Władze wreszcie jakby zauważyły, że pod Mińskiem znajduje się cmentarz, na którym pochowano tysiące niewinnych ofiar stalinizmu. W Kuropatach miał miejsce niecodzienny czyn społeczny.
Działacze proreżimowych związków zawodowych, Białoruskiego Republikańskiego Związku Młodzieży (BRSM) i Białej Rusi uprzątali gałęzie po niedawnej wycince drzew. Akcję szeroko relacjonowały państwowe media.
Dzień wcześniej pracownicy służb państowych wycinali drzewa, a po cmentarzu jeździł ciężki sprzęt. Także wczoraj Łukaszenka oświadczył, że w Kuropatach zostanie zbudowany nowy pomnik. Ministerstwo kultury ogłosiło już konkurs.
Zainteresowanie władz Kuropatami wróciło po lutowej obronie miejsca, w którym w latach trzydziestych NKWD rozstrzeliwało Białorusinów. Protest był spowodowany rozpoczęciem budowy centrum biznesowego parędziesiąt metrów od cmentarza – na terenie, gdzie także mogą znajdować się wspólne mogiły. Wtedy to na placu budowy miasteczko namiotowe postawiła białoruska opozycja, a jaj aktywiści zablokowali maszyny budowlane.

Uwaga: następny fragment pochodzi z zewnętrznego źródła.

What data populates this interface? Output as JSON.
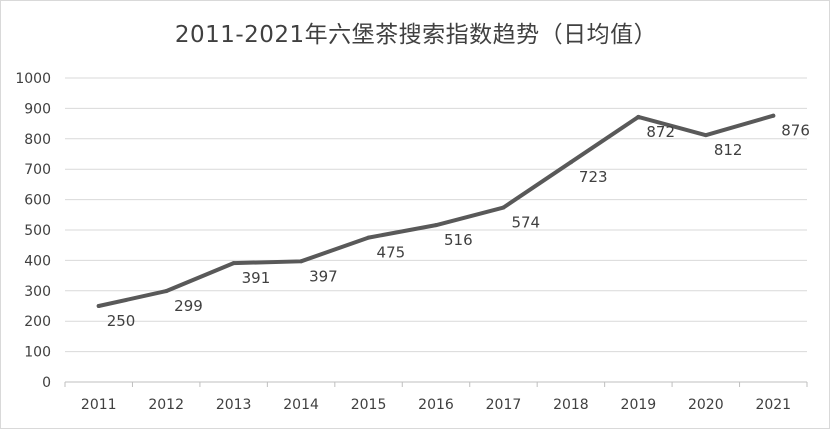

W czasie, gdy komsomołcy porządkowali zapomniany przez nich do niedawna cmentarz, a państwowe media relacjonowały ich pracę, w centrum miasta trwały obchody Dnia Wolności. Przeciwko pokojowym demonstrantom wyprowadzono wojsko, ponad zatrzymano 600 osób, w tym dziennikarzy i obrońców praw człowieka.